One Of The Town's Few Outstanding Benefits (25 January 1974)
I have just read the Gazette report that the projected £200,000 extension to the county branch library in Westfield Road, Bletchley has been shelved – for the time being at any rate. To my mind, this is a great pity.
As far as I am concerned, the setting up of a full-time free library service in Bletchley has been one of the few outstanding benefits resulting from town expansion.
Not that I am a literary sort of chap. Far from it. “Literature” as such leaves me admiring but cold. I much prefer books whose main purpose is to provide factual information. For instance, in matters of the sea I would prefer Robin Knox Johnson to Joseph Conrad.
Even Shakespeare himself interests and entertains me not so much by his literary and dramatic art as for his value as a source of information about the mores, customs and thinking of his time and for his use of words which have since disappeared from common speech but are still preserved in dialects. Novelists are more interesting than their novels, playwrights are more entertaining than their plays and poets more surprising than their poems. In general, I like to know how everybody and everything “ticks”.
Having been brought up on library books, one of the first things I looked for on coming to Bletchley was the local free library. I found that there was one, but that it operated only one evening a week and had a stock of books to match. The only good thing about it was the voluntary work put into it.
The history of public libraries goes back to 1850 when Parliament authorised the raising of a half-penny rate by municipalities of 10,000 or more people for the purpose of building them. Five years later this limit was raised to a penny, with the power to buy books.
In 1897 Andrew Carnegie came in with magnificent financial help for building libraries and stocking them, though apparently the lower population limit was still 10,000.
It was not until 1919 that rural and semi-rural areas such as Bletchley had a hope of a public free library service.
For many years before that, however, most people had been able to read and in areas such as this the position had been eased just a little by small libraries run by churches, mechanics’ institutes and other bodies.
In Bletchley in the early part of this century the Mutual Improvement Society founded in 1894 had a library of 1,200 volumes as part of its services to its members. The society met at the Temperance Hall (now the George Street Community Centre) on Thursdays and the yearly subscription, embracing all services, was 2s. 6d.
There was also a “fair” library run by the Enginemen and Firemen’s Mutual Improvement Association at the old Coffee Tavern at Bletchley Station. This was operated in association with the United Kingdom Railway Temperance Union and was open to all “temperate” men. There were over 100.
In 1919, however, the government authorised county councils to undertake library provision for areas such as this and also removed the rate limit restriction. The Carnegie Trust helped with grants to the counties.

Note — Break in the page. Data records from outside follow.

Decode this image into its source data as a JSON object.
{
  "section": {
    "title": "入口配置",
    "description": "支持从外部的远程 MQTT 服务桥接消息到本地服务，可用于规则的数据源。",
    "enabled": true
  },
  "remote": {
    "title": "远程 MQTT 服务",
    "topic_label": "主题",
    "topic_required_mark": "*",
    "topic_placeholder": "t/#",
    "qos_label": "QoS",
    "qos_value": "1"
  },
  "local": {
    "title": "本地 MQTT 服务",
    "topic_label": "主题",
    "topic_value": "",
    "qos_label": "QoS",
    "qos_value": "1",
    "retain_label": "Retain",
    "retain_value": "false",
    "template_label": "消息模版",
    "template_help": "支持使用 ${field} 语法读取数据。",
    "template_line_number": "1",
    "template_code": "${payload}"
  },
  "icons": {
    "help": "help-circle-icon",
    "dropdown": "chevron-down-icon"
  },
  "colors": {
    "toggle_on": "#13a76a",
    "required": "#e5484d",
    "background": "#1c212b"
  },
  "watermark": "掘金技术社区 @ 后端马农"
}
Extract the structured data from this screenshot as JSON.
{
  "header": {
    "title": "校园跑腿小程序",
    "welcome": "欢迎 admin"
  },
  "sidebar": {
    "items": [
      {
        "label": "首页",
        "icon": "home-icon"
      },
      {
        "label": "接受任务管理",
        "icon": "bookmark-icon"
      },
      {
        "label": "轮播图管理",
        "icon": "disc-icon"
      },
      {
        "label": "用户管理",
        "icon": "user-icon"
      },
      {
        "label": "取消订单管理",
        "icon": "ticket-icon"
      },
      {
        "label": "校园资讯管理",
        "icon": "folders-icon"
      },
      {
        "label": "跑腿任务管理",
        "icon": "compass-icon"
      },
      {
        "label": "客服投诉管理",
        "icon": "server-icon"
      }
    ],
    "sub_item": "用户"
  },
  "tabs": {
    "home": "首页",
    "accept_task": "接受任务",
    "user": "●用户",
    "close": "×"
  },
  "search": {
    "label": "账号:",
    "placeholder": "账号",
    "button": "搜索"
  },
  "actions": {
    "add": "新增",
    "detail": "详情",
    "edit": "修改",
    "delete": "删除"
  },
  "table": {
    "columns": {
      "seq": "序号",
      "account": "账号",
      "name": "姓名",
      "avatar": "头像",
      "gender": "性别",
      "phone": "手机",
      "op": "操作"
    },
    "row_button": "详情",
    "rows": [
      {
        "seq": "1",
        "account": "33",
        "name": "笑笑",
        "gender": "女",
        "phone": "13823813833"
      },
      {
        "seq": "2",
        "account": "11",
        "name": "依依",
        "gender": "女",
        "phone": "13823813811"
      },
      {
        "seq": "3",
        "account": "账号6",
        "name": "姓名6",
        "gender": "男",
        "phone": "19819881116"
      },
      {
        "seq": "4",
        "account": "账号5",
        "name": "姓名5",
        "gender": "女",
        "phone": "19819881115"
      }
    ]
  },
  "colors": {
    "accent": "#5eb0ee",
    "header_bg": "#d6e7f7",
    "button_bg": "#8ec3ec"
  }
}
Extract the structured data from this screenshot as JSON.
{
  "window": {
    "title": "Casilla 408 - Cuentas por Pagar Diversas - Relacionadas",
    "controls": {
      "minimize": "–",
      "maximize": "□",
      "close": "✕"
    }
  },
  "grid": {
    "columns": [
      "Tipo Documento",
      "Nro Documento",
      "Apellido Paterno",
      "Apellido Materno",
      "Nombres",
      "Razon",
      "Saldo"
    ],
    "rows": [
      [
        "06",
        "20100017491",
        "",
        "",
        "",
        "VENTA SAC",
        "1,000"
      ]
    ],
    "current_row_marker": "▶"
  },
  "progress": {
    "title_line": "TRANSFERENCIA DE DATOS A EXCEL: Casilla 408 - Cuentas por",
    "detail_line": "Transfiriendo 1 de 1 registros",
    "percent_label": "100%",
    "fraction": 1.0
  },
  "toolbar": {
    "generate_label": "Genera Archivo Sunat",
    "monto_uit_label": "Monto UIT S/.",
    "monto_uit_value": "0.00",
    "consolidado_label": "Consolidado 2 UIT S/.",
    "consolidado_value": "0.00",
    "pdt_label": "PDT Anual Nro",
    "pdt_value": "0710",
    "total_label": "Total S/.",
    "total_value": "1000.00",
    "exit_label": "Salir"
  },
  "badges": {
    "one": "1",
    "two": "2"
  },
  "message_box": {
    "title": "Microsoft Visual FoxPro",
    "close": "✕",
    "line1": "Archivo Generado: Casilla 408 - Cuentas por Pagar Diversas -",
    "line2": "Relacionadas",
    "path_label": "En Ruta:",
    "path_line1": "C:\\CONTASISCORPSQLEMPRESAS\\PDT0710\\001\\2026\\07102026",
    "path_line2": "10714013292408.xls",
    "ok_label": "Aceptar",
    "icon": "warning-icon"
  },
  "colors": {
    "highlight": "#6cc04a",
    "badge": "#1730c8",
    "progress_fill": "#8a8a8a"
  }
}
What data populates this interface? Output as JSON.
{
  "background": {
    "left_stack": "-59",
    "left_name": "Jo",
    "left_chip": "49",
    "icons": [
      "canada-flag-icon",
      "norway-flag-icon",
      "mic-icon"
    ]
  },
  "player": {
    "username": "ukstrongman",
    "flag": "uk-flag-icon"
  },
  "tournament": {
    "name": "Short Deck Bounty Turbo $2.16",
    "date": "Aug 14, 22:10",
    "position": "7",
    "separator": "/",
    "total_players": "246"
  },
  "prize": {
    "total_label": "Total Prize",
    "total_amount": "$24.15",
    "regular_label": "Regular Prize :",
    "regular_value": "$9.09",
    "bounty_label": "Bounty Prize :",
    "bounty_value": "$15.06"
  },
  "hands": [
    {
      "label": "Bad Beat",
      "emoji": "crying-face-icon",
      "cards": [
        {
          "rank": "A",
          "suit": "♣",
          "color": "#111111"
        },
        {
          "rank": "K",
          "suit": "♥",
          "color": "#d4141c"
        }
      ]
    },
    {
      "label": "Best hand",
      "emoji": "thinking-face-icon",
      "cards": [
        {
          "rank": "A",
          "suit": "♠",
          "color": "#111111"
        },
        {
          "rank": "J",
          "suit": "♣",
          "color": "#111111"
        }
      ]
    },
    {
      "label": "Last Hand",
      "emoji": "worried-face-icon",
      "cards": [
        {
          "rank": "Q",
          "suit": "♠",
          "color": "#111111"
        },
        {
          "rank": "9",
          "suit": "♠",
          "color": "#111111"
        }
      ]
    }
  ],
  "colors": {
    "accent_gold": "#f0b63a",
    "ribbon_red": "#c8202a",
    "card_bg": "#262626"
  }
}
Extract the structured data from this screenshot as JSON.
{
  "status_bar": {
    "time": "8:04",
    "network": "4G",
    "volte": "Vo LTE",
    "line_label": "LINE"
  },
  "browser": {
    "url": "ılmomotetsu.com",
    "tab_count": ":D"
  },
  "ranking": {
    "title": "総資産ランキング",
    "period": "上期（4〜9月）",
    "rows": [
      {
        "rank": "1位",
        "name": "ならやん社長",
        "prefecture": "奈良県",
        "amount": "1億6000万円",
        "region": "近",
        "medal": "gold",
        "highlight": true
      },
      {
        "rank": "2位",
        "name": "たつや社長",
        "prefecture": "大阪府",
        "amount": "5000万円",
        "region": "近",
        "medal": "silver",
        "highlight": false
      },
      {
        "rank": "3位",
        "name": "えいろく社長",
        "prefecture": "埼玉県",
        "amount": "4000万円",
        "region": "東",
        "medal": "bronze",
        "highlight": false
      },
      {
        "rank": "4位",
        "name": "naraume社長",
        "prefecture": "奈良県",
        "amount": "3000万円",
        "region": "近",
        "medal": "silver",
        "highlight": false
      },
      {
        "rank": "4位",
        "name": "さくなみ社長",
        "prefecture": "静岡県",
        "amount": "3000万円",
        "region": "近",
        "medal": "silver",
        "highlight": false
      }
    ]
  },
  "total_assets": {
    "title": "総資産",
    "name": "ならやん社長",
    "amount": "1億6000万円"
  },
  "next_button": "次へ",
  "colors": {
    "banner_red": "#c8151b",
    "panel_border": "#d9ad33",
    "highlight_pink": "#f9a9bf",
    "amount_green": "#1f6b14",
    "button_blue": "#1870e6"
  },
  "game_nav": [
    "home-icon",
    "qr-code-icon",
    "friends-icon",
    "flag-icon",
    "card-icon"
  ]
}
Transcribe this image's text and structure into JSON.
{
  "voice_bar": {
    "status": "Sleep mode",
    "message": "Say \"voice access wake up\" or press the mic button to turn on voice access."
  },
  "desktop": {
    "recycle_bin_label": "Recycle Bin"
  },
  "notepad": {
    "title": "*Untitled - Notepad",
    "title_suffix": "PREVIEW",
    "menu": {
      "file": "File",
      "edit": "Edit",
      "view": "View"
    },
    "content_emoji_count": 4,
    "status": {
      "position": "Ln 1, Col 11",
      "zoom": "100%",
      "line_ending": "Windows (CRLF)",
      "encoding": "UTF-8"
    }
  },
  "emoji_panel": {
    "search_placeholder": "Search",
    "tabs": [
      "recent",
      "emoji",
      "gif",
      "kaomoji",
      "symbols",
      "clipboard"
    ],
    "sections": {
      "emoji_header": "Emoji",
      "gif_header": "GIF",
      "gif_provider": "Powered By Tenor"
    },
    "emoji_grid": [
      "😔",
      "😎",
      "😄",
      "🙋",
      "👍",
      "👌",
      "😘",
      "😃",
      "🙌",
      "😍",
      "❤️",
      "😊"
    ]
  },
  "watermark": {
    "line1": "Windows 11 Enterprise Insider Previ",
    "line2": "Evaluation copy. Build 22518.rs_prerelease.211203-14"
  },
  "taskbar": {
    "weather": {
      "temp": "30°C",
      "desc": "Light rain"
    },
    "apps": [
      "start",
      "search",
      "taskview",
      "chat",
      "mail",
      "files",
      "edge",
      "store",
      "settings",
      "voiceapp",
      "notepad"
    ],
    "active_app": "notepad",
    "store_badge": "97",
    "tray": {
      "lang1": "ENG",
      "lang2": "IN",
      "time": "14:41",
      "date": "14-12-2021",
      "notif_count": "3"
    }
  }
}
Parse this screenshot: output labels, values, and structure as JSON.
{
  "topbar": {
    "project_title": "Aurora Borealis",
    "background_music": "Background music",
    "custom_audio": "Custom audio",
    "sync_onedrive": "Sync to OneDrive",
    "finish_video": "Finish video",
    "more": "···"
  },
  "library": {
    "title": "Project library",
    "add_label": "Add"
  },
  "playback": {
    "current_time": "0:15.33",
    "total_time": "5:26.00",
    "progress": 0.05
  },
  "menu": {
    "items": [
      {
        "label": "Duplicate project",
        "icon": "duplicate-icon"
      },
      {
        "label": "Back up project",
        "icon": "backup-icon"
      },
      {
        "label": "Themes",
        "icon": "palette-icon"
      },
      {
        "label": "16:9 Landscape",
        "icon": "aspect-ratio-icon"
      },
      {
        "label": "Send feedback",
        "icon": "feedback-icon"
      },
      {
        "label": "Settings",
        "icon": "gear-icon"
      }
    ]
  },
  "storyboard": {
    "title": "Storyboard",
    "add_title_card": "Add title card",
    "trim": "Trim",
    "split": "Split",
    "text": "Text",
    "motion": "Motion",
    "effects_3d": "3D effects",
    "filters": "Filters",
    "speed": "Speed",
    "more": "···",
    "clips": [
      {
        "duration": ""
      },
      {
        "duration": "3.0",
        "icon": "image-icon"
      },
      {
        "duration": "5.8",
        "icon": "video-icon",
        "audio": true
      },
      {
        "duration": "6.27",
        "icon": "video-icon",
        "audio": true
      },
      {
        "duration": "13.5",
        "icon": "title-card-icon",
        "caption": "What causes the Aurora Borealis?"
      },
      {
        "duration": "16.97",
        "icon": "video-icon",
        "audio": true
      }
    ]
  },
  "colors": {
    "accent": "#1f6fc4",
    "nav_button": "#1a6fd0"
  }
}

So it came about that a Bletchley offshoot of the county library was born in 1921. Room was found at the Bletchley County Offices for the running of a library by unpaid helpers for four hours a week. It is astonishing that, except for changes of venue, this was how the service continued for the next 30 years. For it was not until 1951 that a full-time branch with professional staff was opened in two of the front rooms of Holne Chase House, with 5,000 volumes. This was supposed to be temporary accommodation until a more central site could be found, but it was not until 1964 that the move was made to Westfield Road.
Those old voluntary workers for whom surely no praise can be too much, include Miss A. E. Milsom (21 years, many of them as librarian), Miss E. M. Wing, Miss C. M. Fowler (about 12 years each) Mrs M. Palmer, Mrs Townsend, Mr J. H. Fennell, Mr W. Crisp, Mr A. Murphy and a number of wartime evacuee teachers.
Man at the helm from 1949 to the opening of the full time library was volunteer librarian Mr A. C. Leonard, MBE, a former British Railways district auditor and Bletchley Home Guard officer. It is from an article written by him for the Gazette in 1949 that I have taken some of the foregoing facts.
I have heard a few grumbles about the library, but I do not think they have been justified. For instance, I have heard housewives complain that there is not enough light fiction. The big point to remember here is that the service does not exist for entertainment. It is run by the county education committee for education and reference purposes. Light fiction seems to be kind of a bonus, and not even as important educationally as the story books in the children’s section.
More serious are the grouses I have heard from student-age people that on making a casual call they have failed to find anything of interest which they have not already read. This could be so. But would that be the fault of the library or the fault of these young people in being too limited in their interests?
But the library, which is an area library as well as a local one, really does need extending in these days of previously undreamed-of area development. If not, it will slowly sink to the position of being barely more adequate for the population than the once or twice a week one was over 50 years ago.